Por exemplo, se a média salarial de um segurado for R$ 5.000,00, ele receberá exatamente esse valor como renda mensal inicial, desde que não exceda o teto de R$ 7.786,02. Essa característica é vantajosa para quem teve salários consistentes ou crescentes ao longo da carreira.
Outro benefício é a idade mínima fixa: 60 anos para homens e 57 anos para mulheres. Diferentemente de regras como a idade mínima progressiva, que aumenta anualmente, o pedágio de 100% oferece previsibilidade, facilitando o planejamento para 2025.
Casos práticos para 2025
Para entender a aplicação da regra, considere estes exemplos:
- Carlos, 59 anos em 2019: Com 32 anos de contribuição em 13/11/2019, faltavam 3 anos para 35 anos. O pedágio exige mais 6 anos (3 anos x 2), totalizando 38 anos de contribuição. Em 2025, com 65 anos, Carlos já cumpre a idade mínima e pode se aposentar com benefício integral.

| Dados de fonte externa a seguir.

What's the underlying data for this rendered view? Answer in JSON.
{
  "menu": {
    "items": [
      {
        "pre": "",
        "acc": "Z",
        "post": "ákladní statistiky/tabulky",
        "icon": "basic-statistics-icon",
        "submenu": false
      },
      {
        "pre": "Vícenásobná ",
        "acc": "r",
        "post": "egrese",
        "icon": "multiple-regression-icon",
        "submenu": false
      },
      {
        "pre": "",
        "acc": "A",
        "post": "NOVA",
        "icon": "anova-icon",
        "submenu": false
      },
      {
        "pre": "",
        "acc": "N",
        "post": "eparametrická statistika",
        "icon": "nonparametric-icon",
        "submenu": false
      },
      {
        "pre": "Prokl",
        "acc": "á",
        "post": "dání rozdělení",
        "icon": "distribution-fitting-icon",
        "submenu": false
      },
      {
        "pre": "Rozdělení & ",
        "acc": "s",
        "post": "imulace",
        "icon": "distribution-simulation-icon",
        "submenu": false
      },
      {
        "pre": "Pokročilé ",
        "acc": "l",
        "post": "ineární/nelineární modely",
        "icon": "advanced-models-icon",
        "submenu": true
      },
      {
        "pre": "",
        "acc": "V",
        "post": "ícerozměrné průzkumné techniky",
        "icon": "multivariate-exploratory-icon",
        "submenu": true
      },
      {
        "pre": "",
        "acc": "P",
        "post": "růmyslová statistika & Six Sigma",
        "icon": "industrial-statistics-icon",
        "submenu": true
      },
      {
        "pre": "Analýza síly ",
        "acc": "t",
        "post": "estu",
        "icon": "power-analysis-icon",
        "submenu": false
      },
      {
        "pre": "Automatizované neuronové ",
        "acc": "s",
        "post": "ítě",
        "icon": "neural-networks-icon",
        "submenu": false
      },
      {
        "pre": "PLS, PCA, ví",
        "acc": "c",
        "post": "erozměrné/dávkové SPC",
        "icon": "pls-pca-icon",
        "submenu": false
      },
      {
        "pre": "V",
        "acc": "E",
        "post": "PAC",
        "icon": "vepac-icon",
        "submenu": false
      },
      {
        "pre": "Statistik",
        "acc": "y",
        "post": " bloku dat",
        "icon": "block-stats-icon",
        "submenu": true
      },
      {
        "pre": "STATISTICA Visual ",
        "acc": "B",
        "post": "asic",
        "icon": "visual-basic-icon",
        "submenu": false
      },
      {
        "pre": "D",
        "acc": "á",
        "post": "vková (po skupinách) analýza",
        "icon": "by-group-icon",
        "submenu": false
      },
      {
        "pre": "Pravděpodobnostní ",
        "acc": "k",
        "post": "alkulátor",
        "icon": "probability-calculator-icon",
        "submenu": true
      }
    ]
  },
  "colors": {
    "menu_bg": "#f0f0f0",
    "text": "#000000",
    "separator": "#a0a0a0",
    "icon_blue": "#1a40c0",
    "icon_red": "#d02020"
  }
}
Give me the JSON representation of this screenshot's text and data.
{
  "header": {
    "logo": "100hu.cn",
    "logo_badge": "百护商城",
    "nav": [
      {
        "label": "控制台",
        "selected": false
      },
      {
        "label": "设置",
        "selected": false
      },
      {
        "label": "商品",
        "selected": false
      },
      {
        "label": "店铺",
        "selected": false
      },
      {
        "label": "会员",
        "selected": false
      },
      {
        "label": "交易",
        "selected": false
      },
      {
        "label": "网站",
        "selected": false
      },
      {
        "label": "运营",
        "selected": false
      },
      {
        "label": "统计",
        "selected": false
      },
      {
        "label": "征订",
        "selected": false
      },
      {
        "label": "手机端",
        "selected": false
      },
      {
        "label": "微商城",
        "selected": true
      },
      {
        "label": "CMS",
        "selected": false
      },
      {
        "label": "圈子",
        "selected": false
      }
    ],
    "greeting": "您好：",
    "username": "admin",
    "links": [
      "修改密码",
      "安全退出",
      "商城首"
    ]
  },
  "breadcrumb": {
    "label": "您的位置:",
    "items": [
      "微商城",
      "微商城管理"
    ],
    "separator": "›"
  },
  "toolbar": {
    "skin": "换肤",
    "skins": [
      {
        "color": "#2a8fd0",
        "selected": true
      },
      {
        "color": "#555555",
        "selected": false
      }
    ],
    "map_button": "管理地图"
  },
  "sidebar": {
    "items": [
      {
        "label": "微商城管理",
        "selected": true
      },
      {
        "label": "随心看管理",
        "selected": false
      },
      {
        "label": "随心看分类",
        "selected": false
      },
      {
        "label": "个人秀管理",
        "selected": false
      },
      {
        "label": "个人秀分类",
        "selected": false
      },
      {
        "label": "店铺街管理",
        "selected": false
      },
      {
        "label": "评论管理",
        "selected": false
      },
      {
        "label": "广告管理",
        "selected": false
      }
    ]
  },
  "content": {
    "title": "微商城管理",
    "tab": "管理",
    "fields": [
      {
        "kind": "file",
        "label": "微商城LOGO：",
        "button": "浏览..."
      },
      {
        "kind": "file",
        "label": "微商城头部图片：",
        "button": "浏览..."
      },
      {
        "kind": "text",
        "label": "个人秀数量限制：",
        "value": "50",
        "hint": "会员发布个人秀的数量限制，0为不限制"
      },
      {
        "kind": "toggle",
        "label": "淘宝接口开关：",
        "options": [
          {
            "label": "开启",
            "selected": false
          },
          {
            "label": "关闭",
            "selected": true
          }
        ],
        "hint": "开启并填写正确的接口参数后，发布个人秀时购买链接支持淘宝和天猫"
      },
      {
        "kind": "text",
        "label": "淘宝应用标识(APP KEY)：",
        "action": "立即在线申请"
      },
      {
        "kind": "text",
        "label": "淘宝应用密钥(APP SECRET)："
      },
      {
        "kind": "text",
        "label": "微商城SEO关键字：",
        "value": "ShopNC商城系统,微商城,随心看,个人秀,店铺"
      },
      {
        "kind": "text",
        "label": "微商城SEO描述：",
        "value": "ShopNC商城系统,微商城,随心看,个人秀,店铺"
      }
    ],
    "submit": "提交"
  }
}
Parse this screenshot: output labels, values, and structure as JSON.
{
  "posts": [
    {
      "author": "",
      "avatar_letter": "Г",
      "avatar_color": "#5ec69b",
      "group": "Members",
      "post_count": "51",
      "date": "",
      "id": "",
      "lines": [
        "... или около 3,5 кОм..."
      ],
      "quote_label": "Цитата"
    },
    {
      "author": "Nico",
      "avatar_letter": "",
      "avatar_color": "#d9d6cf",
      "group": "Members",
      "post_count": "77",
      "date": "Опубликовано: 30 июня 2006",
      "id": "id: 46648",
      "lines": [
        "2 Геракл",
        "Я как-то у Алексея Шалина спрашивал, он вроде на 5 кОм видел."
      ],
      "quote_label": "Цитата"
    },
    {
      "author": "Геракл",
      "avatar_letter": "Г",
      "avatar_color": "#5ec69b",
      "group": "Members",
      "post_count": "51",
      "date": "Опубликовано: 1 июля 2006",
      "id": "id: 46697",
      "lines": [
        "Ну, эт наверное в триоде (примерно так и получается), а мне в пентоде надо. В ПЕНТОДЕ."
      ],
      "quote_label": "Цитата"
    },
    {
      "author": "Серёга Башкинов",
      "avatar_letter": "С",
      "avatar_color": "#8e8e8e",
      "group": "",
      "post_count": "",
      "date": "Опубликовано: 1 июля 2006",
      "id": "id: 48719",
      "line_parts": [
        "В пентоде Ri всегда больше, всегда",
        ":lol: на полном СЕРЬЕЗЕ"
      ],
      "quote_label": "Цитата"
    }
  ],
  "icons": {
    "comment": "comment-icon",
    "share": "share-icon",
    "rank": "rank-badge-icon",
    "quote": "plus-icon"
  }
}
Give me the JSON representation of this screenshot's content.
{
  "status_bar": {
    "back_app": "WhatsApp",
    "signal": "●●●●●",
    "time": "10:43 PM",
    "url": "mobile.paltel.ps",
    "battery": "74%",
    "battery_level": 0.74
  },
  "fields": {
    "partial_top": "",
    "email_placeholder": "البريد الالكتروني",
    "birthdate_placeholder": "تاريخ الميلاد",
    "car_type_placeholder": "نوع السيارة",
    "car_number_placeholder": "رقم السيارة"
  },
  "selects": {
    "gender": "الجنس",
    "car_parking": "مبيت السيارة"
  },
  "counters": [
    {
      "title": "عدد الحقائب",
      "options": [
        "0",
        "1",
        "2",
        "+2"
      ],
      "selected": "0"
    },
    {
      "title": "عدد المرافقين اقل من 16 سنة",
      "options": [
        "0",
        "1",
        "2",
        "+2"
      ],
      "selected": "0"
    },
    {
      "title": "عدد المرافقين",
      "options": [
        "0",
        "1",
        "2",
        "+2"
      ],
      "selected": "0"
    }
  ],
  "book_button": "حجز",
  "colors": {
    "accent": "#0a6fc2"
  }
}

- Ana, 56 anos em 2019: Com 28 anos de contribuição, faltavam 2 anos para 30 anos. O pedágio exige mais 4 anos (2 anos x 2), totalizando 32 anos. Em 2023, com 60 anos, Ana já podia se aposentar, mas em 2025 ainda pode requerer o benefício se preferir.
Esses casos mostram que o pedágio varia conforme o tempo restante em 2019, mas o cálculo integral compensa o esforço adicional para muitos segurados.
Importância do planejamento previdenciário
Escolher a regra do pedágio de 100% exige análise detalhada, já que o tempo adicional de contribuição pode ser significativo. Um especialista em previdência pode:
- Confirmar o tempo de contribuição até 13/11/2019.
- Calcular o pedágio necessário.
- Simular o valor do benefício em comparação com outras regras.
- Corrigir pendências, como contribuições não registradas.
Em 2025, o aplicativo Meu INSS facilita a consulta de contribuições, mas erros no cadastro ainda são comuns. Revisar documentos como carteiras de trabalho e guias de pagamento é essencial para evitar atrasos.
Comparação com outras opções de transição
A Reforma da Previdência criou cinco regras de transição, e o pedágio de 100% se destaca pelo cálculo integral. Comparando com outras:
- Pedágio de 50%: Exige menos tempo (50% do que faltava), mas aplica o fator previdenciário, reduzindo o benefício.
- Por pontos: Soma idade e tempo de contribuição, com pontuação anual crescente. O cálculo usa um percentual da média salarial, geralmente inferior a 100%.
- Idade mínima progressiva: Requer idades que aumentam anualmente, com cálculo baseado em percentuais variáveis.
A melhor escolha depende da idade, do tempo de contribuição e das prioridades financeiras do segurado em 2025.
Limite do teto do INSS em 2025
O benefício do pedágio de 100% é limitado ao teto do INSS, fixado em R$ 7.786,02 em 2025. Mesmo que a média salarial seja superior, o valor mensal não ultrapassará esse limite. Para segurados com altas contribuições, isso pode ser uma restrição, mas o cálculo integral ainda oferece vantagens sobre regras com redutores.
Perfil dos beneficiários ideais
A regra do pedágio de 100% é mais adequada para:
- Segurados a poucos anos da aposentadoria em 2019.
- Trabalhadores com salários médios ou altos, que maximizam o benefício integral.
- Pessoas que podem cumprir o pedágio sem comprometer a saúde ou finanças.
Quem está longe dos requisitos ou começou a contribuir após 2019 deve avaliar as regras permanentes ou outras transições.
Como requerer o benefício em 2025
Para acessar a aposentadoria com o pedágio de 100%, o segurado deve:
- Consultar o tempo de contribuição no Meu INSS.
- Verificar a idade mínima na data do requerimento.
- Calcular o pedágio com base em 13/11/2019.
- Enviar o pedido pelo Meu INSS ou com apoio de um advogado.
Em 2025, fraudes e descontos indevidos no INSS reforçam a importância de revisar extratos e documentos antes do requerimento.